The Bronx charters include a new elementary school that will serve high-functioning students on the autism spectrum, an all-boys middle school inspired by an Obama-era program aimed at uplifting young men of color, and a high school for students who have fallen behind academically.

The final Bronx school is KIPP Freedom, slated to open in 2018, which will mark the first time the national network has opened a new school in New York City in six years.

“The community has tremendous support for the charter,” said Board of Regents Chancellor Betty Rosa about KIPP, who suggested the school could even help reduce segregation if sited in the right location.

The two schools the board rejected would have been located in districts in Mount Vernon, in Westchester County, and Homer, in upstate New York.

Board members raised concerns about the applications, including that their curriculums were not very innovative. They also worried that the schools would drain resources from their surrounding districts, potentially forcing them to cut extracurricular programs from traditional schools.

Regent Judith Johnson, who represents the Mount Vernon district, expressed concern that the school only planned to serve students grades 6-8, while the district is moving towards a model that keeps children in the same school from kindergarten through eighth grade. She suggested waiting to see how the district’s efforts pan out.

“I would suggest this is premature,” Johnson said. “I’m not going to support this at this time.”
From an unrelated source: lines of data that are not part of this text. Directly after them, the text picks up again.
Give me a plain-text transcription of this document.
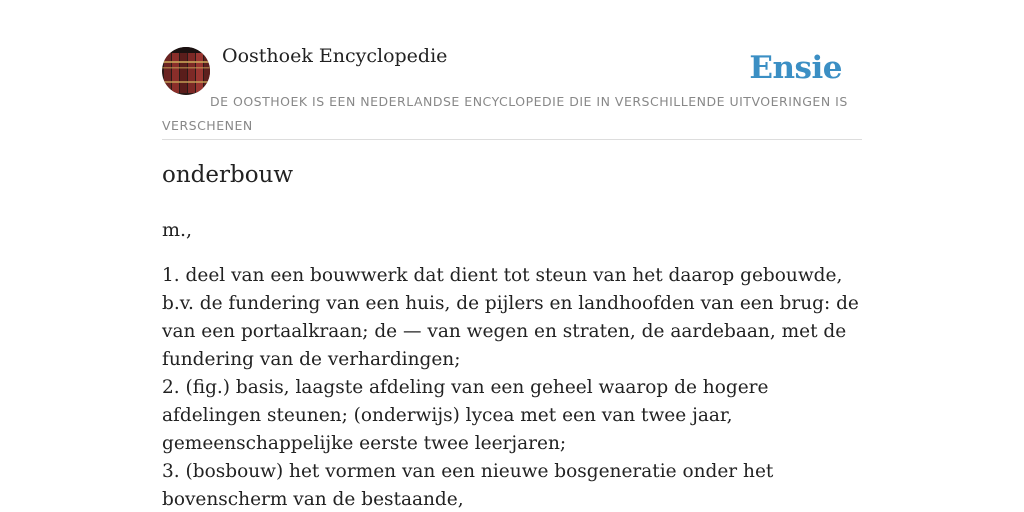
Oosthoek Encyclopedie	Ensie
DE OOSTHOEK IS EEN NEDERLANDSE ENCYCLOPEDIE DIE IN VERSCHILLENDE UITVOERINGEN IS VERSCHENEN
onderbouw
m.,

1. deel van een bouwwerk dat dient tot steun van het daarop gebouwde, b.v. de fundering van een huis, de pijlers en landhoofden van een brug: de van een portaalkraan; de — van wegen en straten, de aardebaan, met de fundering van de verhardingen;

2. (fig.) basis, laagste afdeling van een geheel waarop de hogere afdelingen steunen; (onderwijs) lycea met een van twee jaar, gemeenschappelijke eerste twee leerjaren;

3. (bosbouw) het vormen van een nieuwe bosgeneratie onder het bovenscherm van de bestaande,
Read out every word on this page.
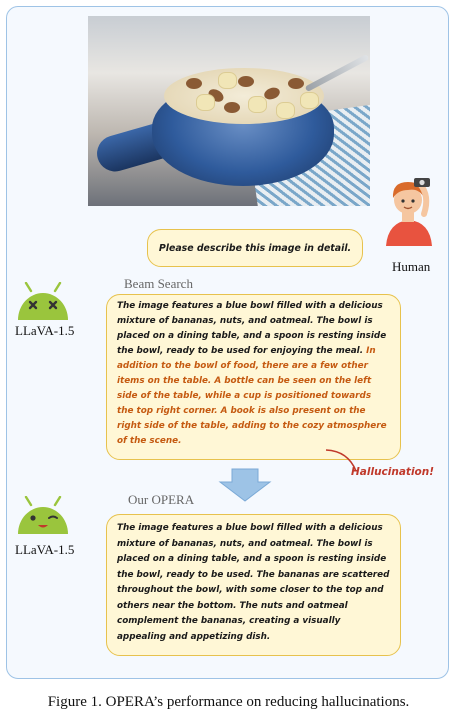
Please describe this image in detail.
Human
Beam Search
LLaVA-1.5
The image features a blue bowl filled with a delicious mixture of bananas, nuts, and oatmeal. The bowl is placed on a dining table, and a spoon is resting inside the bowl, ready to be used for enjoying the meal. In addition to the bowl of food, there are a few other items on the table. A bottle can be seen on the left side of the table, while a cup is positioned towards the top right corner. A book is also present on the right side of the table, adding to the cozy atmosphere of the scene.
Hallucination!
Our OPERA
LLaVA-1.5
The image features a blue bowl filled with a delicious mixture of bananas, nuts, and oatmeal. The bowl is placed on a dining table, and a spoon is resting inside the bowl, ready to be used. The bananas are scattered throughout the bowl, with some closer to the top and others near the bottom. The nuts and oatmeal complement the bananas, creating a visually appealing and appetizing dish.
Figure 1. OPERA’s performance on reducing hallucinations.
The vote comes as top state officials have been skeptical of charter schools and policies regulating them.

At past meetings, Regents have wondered aloud whether the schools are serving their fair share of high-needs students. And Board of Regents Chancellor Betty Rosa and State Commissioner MaryEllen Elia have been on a warpath against a new policy that will allow some charter schools to certify their own teachers.

However, those concerns have not stopped the Regents from approving new charter schools. During a low point for approvals in 2015, when the state approved only four charters, few applications made it past the education department’s vetting process and to the board for final approval.

Since then, there has been a steady uptick in approvals. The board signed off on seven new schools last year, and is set to approve at least eight this year. (The board, which typically accepts applications in two or three rounds each year, approved three schools earlier this year.)

State education department officials on Monday also presented new ways to evaluate charter schools and decide whether they should remain open, based on proposals that the Board of Regents floated last month.

The additions to the state’s “Charter School Performance Framework” could include measures of student chronic absenteeism, the schools’ suspension rates, and the results of student and staff surveys. In previous meetings, Regents have also suggested surveying families who decide to leave charter schools.

Charter schools are already required to meet certain enrollment and retention targets, or to make “good faith efforts” to reach them. The state also considers the quality of a school’s curriculum and its outreach to families.

At Monday’s meeting, some Regents proposed adding yet another measure: whether charter schools are sharing innovative practices with the district schools.

“If the original intent [of charter schools] was to create opportunity for innovation,” said Regent Johnson, “we have to decide now, after those twenty plus years, did that happen?”